No man has been the Steelers punter for more than 28 consecutive games in the Tomlin era. Berry would need to last until Week 13 of this season (Dec. 11 at Buffalo) to snap that streak.
But will he?
Not if Will Monday has anything to say about it.
Monday was one of the top punters available for the draft this spring. A four-year punter at Duke, he was all-ACC as a freshman after leading the conference in gross average. He was first- second- or third-team ACC each season he competed in college.
Monday was rated among the top five punters coming out this year by NFL.com. Most of the other draft services – at least the ones that bother to rate specialists – agreed.
But Monday was not one of the three punters who were selected (Drew Kaser, Lac Edwards and Riley Dixon were), meaning he had a decision to quickly make as the NFL’s Annual Selection Meeting was wrapping up late on the final Saturday of April.
“The Steelers started contacting me toward the end of the draft, and I felt like it was the best opportunity from what I’d been hearing so far,” Monday told me on Friday before the first training-camp team practice.
“Who doesn’t want to come to a franchise like this? It’s an unbelievable franchise with a good opportunity to compete and have an open competition, so I thought it was the best opportunity for me, and that’s the one I went with.”
Notice Monday said “open competition” – I doubled back with him, and he confirmed that’s what the team told him. [I know, I know, of course; what else would they say? However, there have been many instances – often at kicker or long snapper with the Steelers because of circumstance, but sometimes at punter, too – in which a guy was brought in just as a proverbial “spare leg” to use in practices and preseason games. Everyone knows he has no chance to make the team (barring injury) and unseat a capable veteran.]

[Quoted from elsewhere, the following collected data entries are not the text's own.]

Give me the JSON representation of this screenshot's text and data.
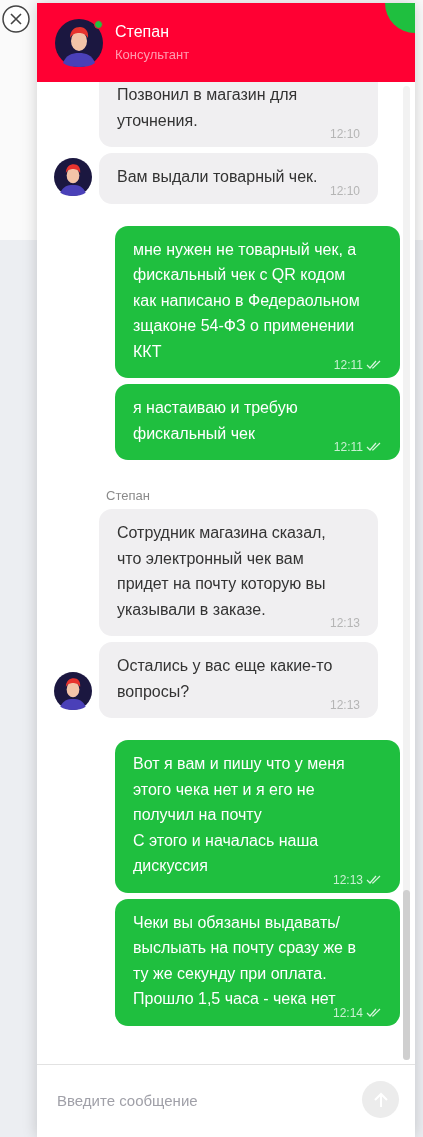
{
  "header": {
    "name": "Степан",
    "role": "Консультант",
    "online": true
  },
  "messages": [
    {
      "kind": "agent",
      "text": "Позвонил в магазин для уточнения.",
      "time": "12:10",
      "avatar": false
    },
    {
      "kind": "agent",
      "text": "Вам выдали товарный чек.",
      "time": "12:10",
      "avatar": true
    },
    {
      "kind": "user",
      "text": "мне нужен не товарный чек, а фискальный чек с QR кодом как написано в Федераольном зщаконе 54-ФЗ о применении ККТ",
      "time": "12:11",
      "read": true
    },
    {
      "kind": "user",
      "text": "я настаиваю и требую фискальный чек",
      "time": "12:11",
      "read": true
    },
    {
      "kind": "sender",
      "text": "Степан"
    },
    {
      "kind": "agent",
      "text": "Сотрудник магазина сказал, что электронный чек вам придет на почту которую вы указывали в заказе.",
      "time": "12:13",
      "avatar": false
    },
    {
      "kind": "agent",
      "text": "Остались у вас еще какие-то вопросы?",
      "time": "12:13",
      "avatar": true
    },
    {
      "kind": "user",
      "text": "Вот я вам и пишу что у меня этого чека нет и я его не получил на почту\nС этого и началась наша дискуссия",
      "time": "12:13",
      "read": true
    },
    {
      "kind": "user",
      "text": "Чеки вы обязаны выдавать/ выслыать на почту сразу же в ту же секунду при оплата. Прошло 1,5 часа - чека нет",
      "time": "12:14",
      "read": true
    }
  ],
  "composer": {
    "placeholder": "Введите сообщение"
  }
}
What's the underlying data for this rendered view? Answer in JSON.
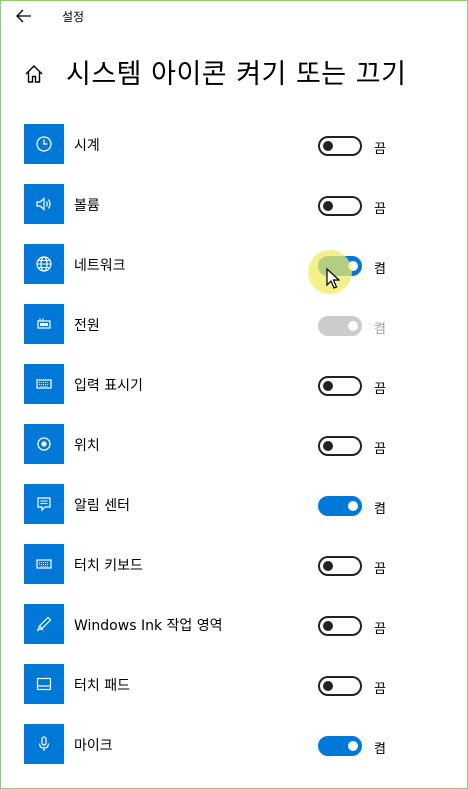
{
  "window": {
    "title": "설정"
  },
  "page": {
    "title": "시스템 아이콘 켜기 또는 끄기"
  },
  "items": [
    {
      "label": "시계",
      "icon": "clock-icon",
      "toggle": "off",
      "state_text": "끔"
    },
    {
      "label": "볼륨",
      "icon": "speaker-icon",
      "toggle": "off",
      "state_text": "끔"
    },
    {
      "label": "네트워크",
      "icon": "globe-icon",
      "toggle": "on",
      "state_text": "켬"
    },
    {
      "label": "전원",
      "icon": "battery-icon",
      "toggle": "disabled-on",
      "state_text": "켬"
    },
    {
      "label": "입력 표시기",
      "icon": "keyboard-icon",
      "toggle": "off",
      "state_text": "끔"
    },
    {
      "label": "위치",
      "icon": "location-icon",
      "toggle": "off",
      "state_text": "끔"
    },
    {
      "label": "알림 센터",
      "icon": "action-center-icon",
      "toggle": "on",
      "state_text": "켬"
    },
    {
      "label": "터치 키보드",
      "icon": "touch-keyboard-icon",
      "toggle": "off",
      "state_text": "끔"
    },
    {
      "label": "Windows Ink 작업 영역",
      "icon": "pen-icon",
      "toggle": "off",
      "state_text": "끔"
    },
    {
      "label": "터치 패드",
      "icon": "touchpad-icon",
      "toggle": "off",
      "state_text": "끔"
    },
    {
      "label": "마이크",
      "icon": "microphone-icon",
      "toggle": "on",
      "state_text": "켬"
    }
  ],
  "colors": {
    "accent": "#0078d7",
    "disabled": "#cccccc",
    "border": "#8fce6a",
    "highlight": "#f0eb64"
  }
}
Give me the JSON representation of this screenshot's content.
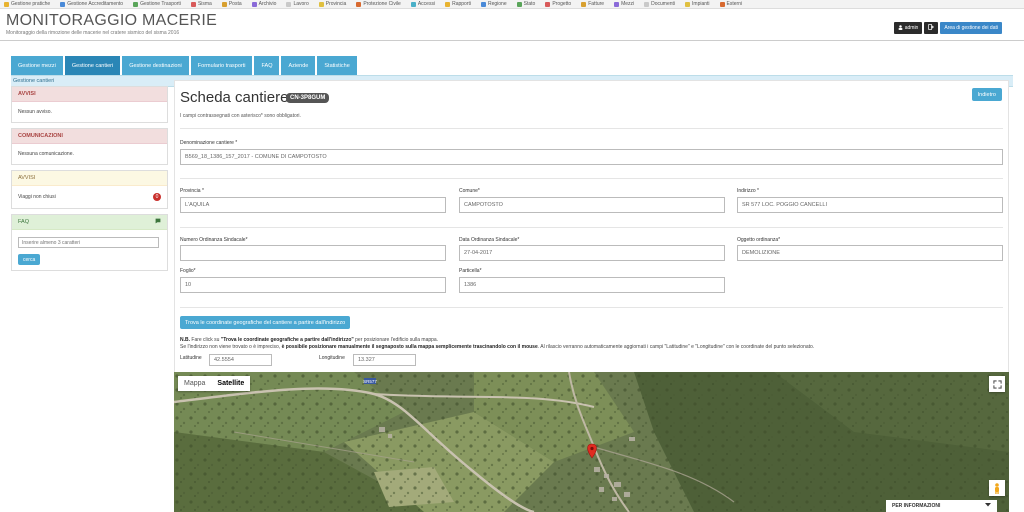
{
  "browser": {
    "bookmarks": [
      "Gestione pratiche",
      "Gestione Accreditamento",
      "Gestione Trasporti",
      "Sisma",
      "Posta",
      "Archivio",
      "Lavoro",
      "Provincia",
      "Protezione Civile",
      "Accessi",
      "Rapporti",
      "Regione",
      "Stato",
      "Progetto",
      "Fatture",
      "Mezzi",
      "Documenti",
      "Impianti",
      "Esterni"
    ]
  },
  "header": {
    "title": "MONITORAGGIO MACERIE",
    "subtitle": "Monitoraggio della rimozione delle macerie nel cratere sismico del sisma 2016",
    "admin_label": "admin",
    "area_label": "Area di gestione dei dati"
  },
  "nav": {
    "tabs": [
      "Gestione mezzi",
      "Gestione cantieri",
      "Gestione destinazioni",
      "Formulario trasporti",
      "FAQ",
      "Aziende",
      "Statistiche"
    ]
  },
  "subbar": {
    "label": "Gestione cantieri"
  },
  "sidebar": {
    "avvisi_title": "AVVISI",
    "avvisi_body": "Nessun avviso.",
    "comunicazioni_title": "COMUNICAZIONI",
    "comunicazioni_body": "Nessuna comunicazione.",
    "avvisi2_title": "AVVISI",
    "viaggi_label": "Viaggi non chiusi",
    "viaggi_count": "0",
    "faq_title": "FAQ",
    "faq_placeholder": "Inserire almeno 3 caratteri",
    "faq_button": "cerca"
  },
  "main": {
    "title": "Scheda cantiere",
    "code": "CN-3P8GUM",
    "back_button": "Indietro",
    "note": "I campi contrassegnati con asterisco* sono obbligatori.",
    "fields": {
      "denominazione": {
        "label": "Denominazione cantiere *",
        "value": "B569_18_1386_157_2017 - COMUNE DI CAMPOTOSTO"
      },
      "provincia": {
        "label": "Provincia *",
        "value": "L'AQUILA"
      },
      "comune": {
        "label": "Comune*",
        "value": "CAMPOTOSTO"
      },
      "indirizzo": {
        "label": "Indirizzo *",
        "value": "SR 577 LOC. POGGIO CANCELLI"
      },
      "numero_ordinanza": {
        "label": "Numero Ordinanza Sindacale*",
        "value": ""
      },
      "data_ordinanza": {
        "label": "Data Ordinanza Sindacale*",
        "value": "27-04-2017"
      },
      "oggetto_ordinanza": {
        "label": "Oggetto ordinanza*",
        "value": "DEMOLIZIONE"
      },
      "foglio": {
        "label": "Foglio*",
        "value": "10"
      },
      "particella": {
        "label": "Particella*",
        "value": "1386"
      }
    },
    "geo_button": "Trova le coordinate geografiche del cantiere a partire dall'indirizzo",
    "nb_prefix": "N.B.",
    "nb_line1_a": "Fare click su ",
    "nb_line1_b": "\"Trova le coordinate geografiche a partire dall'indirizzo\"",
    "nb_line1_c": " per posizionare l'edificio sulla mappa.",
    "nb_line2_a": "Se l'indirizzo non viene trovato o è impreciso, ",
    "nb_line2_b": "è possibile posizionare manualmente il segnaposto sulla mappa semplicemente trascinandolo con il mouse",
    "nb_line2_c": ". Al rilascio verranno automaticamente aggiornati i campi \"Latitudine\" e \"Longitudine\" con le coordinate del punto selezionato.",
    "latitudine_label": "Latitudine",
    "latitudine_value": "42.5554",
    "longitudine_label": "Longitudine",
    "longitudine_value": "13.327",
    "map": {
      "tab_mappa": "Mappa",
      "tab_satellite": "Satellite",
      "road_label": "SR577",
      "info_label": "PER INFORMAZIONI"
    }
  },
  "colors": {
    "primary": "#4aa8d2",
    "active_tab": "#2a86b6",
    "header_blue": "#3a87c8",
    "badge_dark": "#555555"
  }
}
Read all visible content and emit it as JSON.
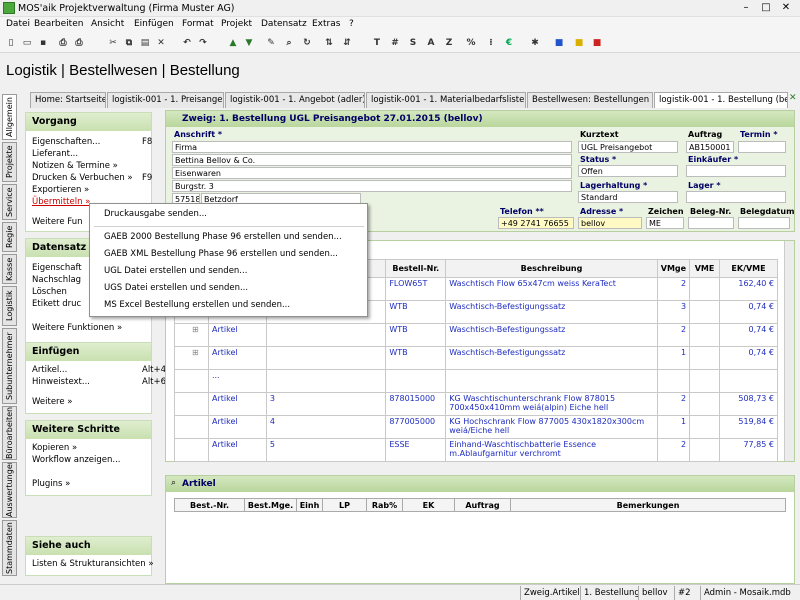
{
  "window": {
    "title": "MOS'aik Projektverwaltung (Firma Muster AG)"
  },
  "menu": [
    "Datei",
    "Bearbeiten",
    "Ansicht",
    "Einfügen",
    "Format",
    "Projekt",
    "Datensatz",
    "Extras",
    "?"
  ],
  "toolbar": {
    "letters": [
      "T",
      "#",
      "S",
      "A",
      "Z",
      "%"
    ]
  },
  "page_title": "Logistik | Bestellwesen | Bestellung",
  "tabs": [
    "Home: Startseite",
    "logistik-001 - 1. Preisangebot",
    "logistik-001 - 1. Angebot (adler)",
    "logistik-001 - 1. Materialbedarfsliste (adler)",
    "Bestellwesen: Bestellungen",
    "logistik-001 - 1. Bestellung (bellov)"
  ],
  "vtabs": [
    "Allgemein",
    "Projekte",
    "Service",
    "Regie",
    "Kasse",
    "Logistik",
    "Subunternehmer",
    "Büroarbeiten",
    "Auswertungen",
    "Stammdaten"
  ],
  "sidebar": {
    "vorgang": {
      "title": "Vorgang",
      "items": [
        {
          "label": "Eigenschaften...",
          "key": "F8"
        },
        {
          "label": "Lieferant..."
        },
        {
          "label": "Notizen & Termine »"
        },
        {
          "label": "Drucken & Verbuchen »",
          "key": "F9"
        },
        {
          "label": "Exportieren »"
        },
        {
          "label": "Übermitteln »"
        }
      ],
      "weitere": "Weitere Fun"
    },
    "datensatz": {
      "title": "Datensatz",
      "items": [
        "Eigenschaft",
        "Nachschlag",
        "Löschen",
        "Etikett druc"
      ],
      "weitere": "Weitere Funktionen »"
    },
    "einfuegen": {
      "title": "Einfügen",
      "items": [
        {
          "label": "Artikel...",
          "key": "Alt+4"
        },
        {
          "label": "Hinweistext...",
          "key": "Alt+6"
        }
      ],
      "weitere": "Weitere »"
    },
    "weitere_schritte": {
      "title": "Weitere Schritte",
      "items": [
        "Kopieren »",
        "Workflow anzeigen..."
      ],
      "plugins": "Plugins »"
    },
    "siehe_auch": {
      "title": "Siehe auch",
      "items": [
        "Listen & Strukturansichten »"
      ]
    }
  },
  "header": {
    "title": "Zweig: 1. Bestellung UGL Preisangebot 27.01.2015 (bellov)",
    "anschrift_label": "Anschrift *",
    "anschrift": [
      "Firma",
      "Bettina Bellov & Co.",
      "Eisenwaren",
      "Burgstr. 3"
    ],
    "plz": "57518",
    "ort": "Betzdorf",
    "telefon_label": "Telefon **",
    "telefon": "+49 2741 76655",
    "kurztext_label": "Kurztext",
    "kurztext": "UGL Preisangebot",
    "auftrag_label": "Auftrag",
    "auftrag": "AB150001",
    "termin_label": "Termin *",
    "status_label": "Status *",
    "status": "Offen",
    "einkaeufer_label": "Einkäufer *",
    "lagerhaltung_label": "Lagerhaltung *",
    "lagerhaltung": "Standard",
    "lager_label": "Lager *",
    "adresse_label": "Adresse *",
    "adresse": "bellov",
    "zeichen_label": "Zeichen",
    "zeichen": "ME",
    "beleg_nr_label": "Beleg-Nr.",
    "belegdatum_label": "Belegdatum"
  },
  "grid": {
    "headers": [
      "",
      "",
      "r *",
      "Bestell-Nr.",
      "Beschreibung",
      "VMge",
      "VME",
      "EK/VME"
    ],
    "rows": [
      {
        "type": "",
        "pos": "",
        "nr": "FLOW65T",
        "desc": "Waschtisch Flow 65x47cm weiss KeraTect",
        "vmge": "2",
        "ek": "162,40 €"
      },
      {
        "type": "",
        "pos": "",
        "nr": "WTB",
        "desc": "Waschtisch-Befestigungssatz",
        "vmge": "3",
        "ek": "0,74 €"
      },
      {
        "type": "Artikel",
        "pos": "",
        "nr": "WTB",
        "desc": "Waschtisch-Befestigungssatz",
        "vmge": "2",
        "ek": "0,74 €"
      },
      {
        "type": "Artikel",
        "pos": "",
        "nr": "WTB",
        "desc": "Waschtisch-Befestigungssatz",
        "vmge": "1",
        "ek": "0,74 €"
      },
      {
        "type": "...",
        "pos": "",
        "nr": "",
        "desc": "",
        "vmge": "",
        "ek": ""
      },
      {
        "type": "Artikel",
        "pos": "3",
        "nr": "878015000",
        "desc": "KG Waschtischunterschrank Flow 878015 700x450x410mm weiá(alpin) Eiche hell",
        "vmge": "2",
        "ek": "508,73 €"
      },
      {
        "type": "Artikel",
        "pos": "4",
        "nr": "877005000",
        "desc": "KG Hochschrank Flow 877005 430x1820x300cm weiá/Eiche hell",
        "vmge": "1",
        "ek": "519,84 €"
      },
      {
        "type": "Artikel",
        "pos": "5",
        "nr": "ESSE",
        "desc": "Einhand-Waschtischbatterie Essence m.Ablaufgarnitur verchromt",
        "vmge": "2",
        "ek": "77,85 €"
      }
    ]
  },
  "artikel_panel": {
    "title": "Artikel",
    "headers": [
      "Best.-Nr.",
      "Best.Mge.",
      "Einh",
      "LP",
      "Rab%",
      "EK",
      "Auftrag",
      "Bemerkungen"
    ]
  },
  "dropdown": [
    "Druckausgabe senden...",
    "GAEB 2000 Bestellung Phase 96 erstellen und senden...",
    "GAEB XML Bestellung Phase 96 erstellen und senden...",
    "UGL Datei erstellen und senden...",
    "UGS Datei erstellen und senden...",
    "MS Excel Bestellung erstellen und senden..."
  ],
  "status": [
    "Zweig.Artikel",
    "1. Bestellung",
    "bellov",
    "#2",
    "Admin - Mosaik.mdb"
  ],
  "colors": {
    "accent_green": "#c9e0b0",
    "link_blue": "#1e2cc0",
    "status_red": "#cc0000"
  }
}
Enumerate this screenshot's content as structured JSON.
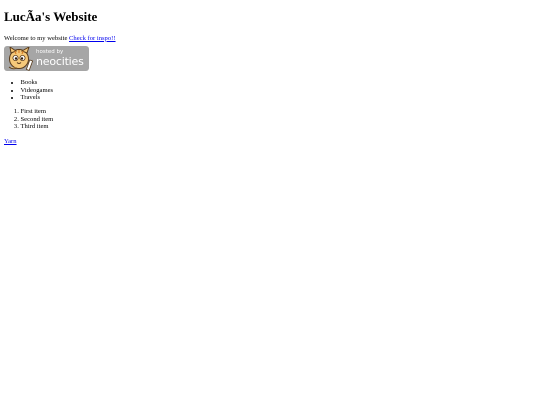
{
  "title": "LucÃ­a's Website",
  "welcome": {
    "text": "Welcome to my website",
    "link_label": "Check for inspo!!"
  },
  "badge": {
    "hosted_text": "hosted by",
    "brand_text": "neocities",
    "background_color": "#a6a6a6",
    "icon": "neocities-cat-icon"
  },
  "unordered_list": [
    "Books",
    "Videogames",
    "Travels"
  ],
  "ordered_list": [
    "First item",
    "Second item",
    "Third item"
  ],
  "footer_link": "Yarn",
  "link_color": "#0000ee"
}
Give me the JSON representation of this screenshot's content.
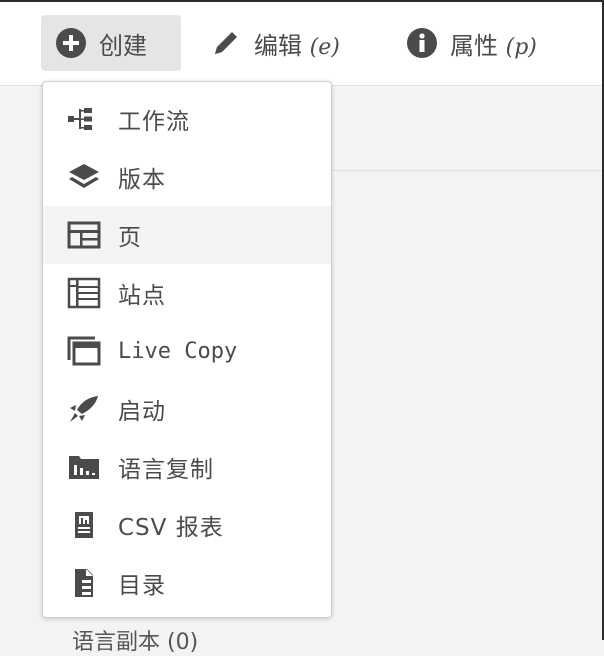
{
  "toolbar": {
    "create": {
      "label": "创建"
    },
    "edit": {
      "label": "编辑",
      "shortcut": "(e)"
    },
    "properties": {
      "label": "属性",
      "shortcut": "(p)"
    }
  },
  "menu": {
    "items": [
      {
        "label": "工作流",
        "icon": "workflow-icon"
      },
      {
        "label": "版本",
        "icon": "layers-icon"
      },
      {
        "label": "页",
        "icon": "page-icon",
        "hovered": true
      },
      {
        "label": "站点",
        "icon": "site-icon"
      },
      {
        "label": "Live Copy",
        "icon": "live-copy-icon"
      },
      {
        "label": "启动",
        "icon": "launch-icon"
      },
      {
        "label": "语言复制",
        "icon": "language-copy-icon"
      },
      {
        "label": "CSV 报表",
        "icon": "csv-report-icon"
      },
      {
        "label": "目录",
        "icon": "catalog-icon"
      }
    ]
  },
  "background": {
    "cut_text": "语言副本 (0)"
  },
  "colors": {
    "icon": "#4b4b4b",
    "text": "#4b4b4b",
    "hover": "#f4f4f4",
    "active_button": "#e5e5e5"
  }
}
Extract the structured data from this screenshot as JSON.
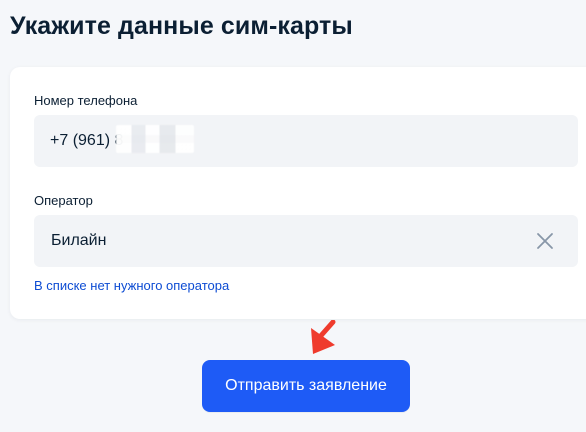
{
  "page": {
    "title": "Укажите данные сим-карты"
  },
  "form": {
    "phone": {
      "label": "Номер телефона",
      "value": "+7 (961) 8"
    },
    "operator": {
      "label": "Оператор",
      "value": "Билайн",
      "clear_icon": "close-icon"
    },
    "missing_operator_link": "В списке нет нужного оператора"
  },
  "actions": {
    "submit_label": "Отправить заявление"
  },
  "colors": {
    "background": "#f5f7fa",
    "card": "#ffffff",
    "input_background": "#f2f4f7",
    "text": "#0b1f33",
    "link": "#0d4cd3",
    "button": "#1e5bf6",
    "annotation_arrow": "#ef3b2d"
  }
}
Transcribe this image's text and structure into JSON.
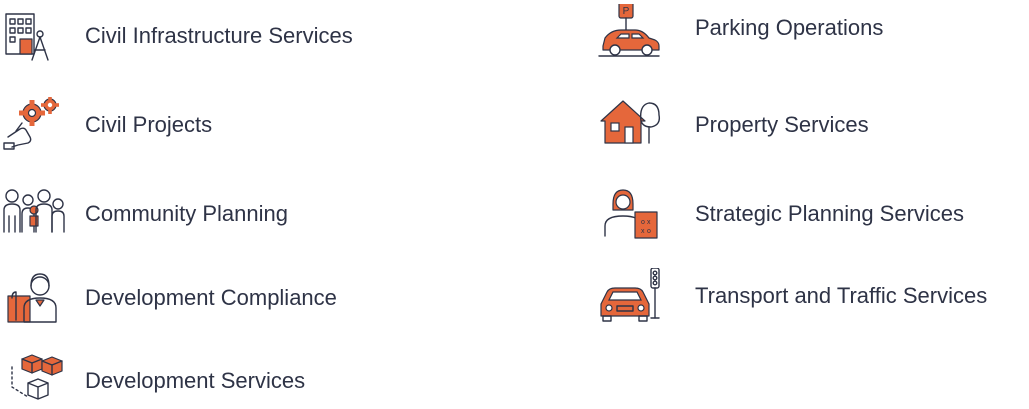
{
  "accent_color": "#e5673b",
  "line_color": "#2e3346",
  "services": {
    "left": [
      {
        "label": "Civil Infrastructure Services",
        "icon": "building-compass-icon"
      },
      {
        "label": "Civil Projects",
        "icon": "hand-gears-icon"
      },
      {
        "label": "Community Planning",
        "icon": "family-group-icon"
      },
      {
        "label": "Development Compliance",
        "icon": "person-document-icon"
      },
      {
        "label": "Development Services",
        "icon": "building-blocks-icon"
      }
    ],
    "right": [
      {
        "label": "Parking Operations",
        "icon": "car-parking-sign-icon"
      },
      {
        "label": "Property Services",
        "icon": "house-tree-icon"
      },
      {
        "label": "Strategic Planning Services",
        "icon": "planner-strategy-board-icon"
      },
      {
        "label": "Transport and Traffic Services",
        "icon": "car-traffic-light-icon"
      }
    ]
  }
}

That’s not the case here – and not just because the strong-legged Monday is a legitimate NFL prospect. Berry was OK during his first NFL season in 2015, but coaches would like him to be more consistent. After being in a similar position as Monday last summer (he beat out incumbent Wing during camp), Berry’s performance as the Steelers’ only punter resulted in pedestrian league rankings in gross punting average (third-to-last at 42.6) and net average (24th at 39.1).
If Berry doesn’t have a strong camp and Monday does, could it be that the Steelers turn to their 10th punter in Tomlin’s 10 seasons? Could it really be the 12th time the job has switched hands (counting the three times Sepulveda lost it because of injury)?
Could it be that for the fourth time in five years the Steelers incumbent punter was beaten out in camp? And the fifth camp in a row breaks with a change at the position?
“The way it’s been said to me is it’s an open competition,” Monday said. “They don’t bring anybody here unless they have a legitimate chance to make the roster, so that’s kind of how I’m treating it: the best man is gonna get the job. So it’s my job to go out here and do my best and continue improving every day and take advantage of every opportunity that I have.”
Monday and Berry were booming high punts to each other – under the watchful eye of special teams coordinator Danny Smith and the proverbial “eye in the sky” camera, of course, too – on the second field during Friday’s inaugural training camp practice.
Who was kicking farther? Better? Higher with more hang time?
Cumon, I’m a reporter – but I’m not skilled or well-versed enough in punting to evaluate it (not to mention, with all due respect to the position, I had other priorities to track in the precious time we have to watch practices at St. Vincent). So, all I can say in my professional opinion is that both men indeed kicked the ball very, very high and very, very far.
Monday confirmed that whoever is the punter will also be the holder and that neither man has been asked to give it a crack on kickoffs. Monday also noted that he hasn’t too often had to have to fight for his position – he “started” for four years at Duke after accepting a scholarship from the school late in his junior year of high school.
“It’s different being in a competition – it’s been a long time, five years ago when I was a redshirt,” Monday said. “So for me to kind of get back into the swing of things, I used minicamp and used OTAs to get back into that. Now, it’s all or nothing. I’ve got have that mindset of winning the job.”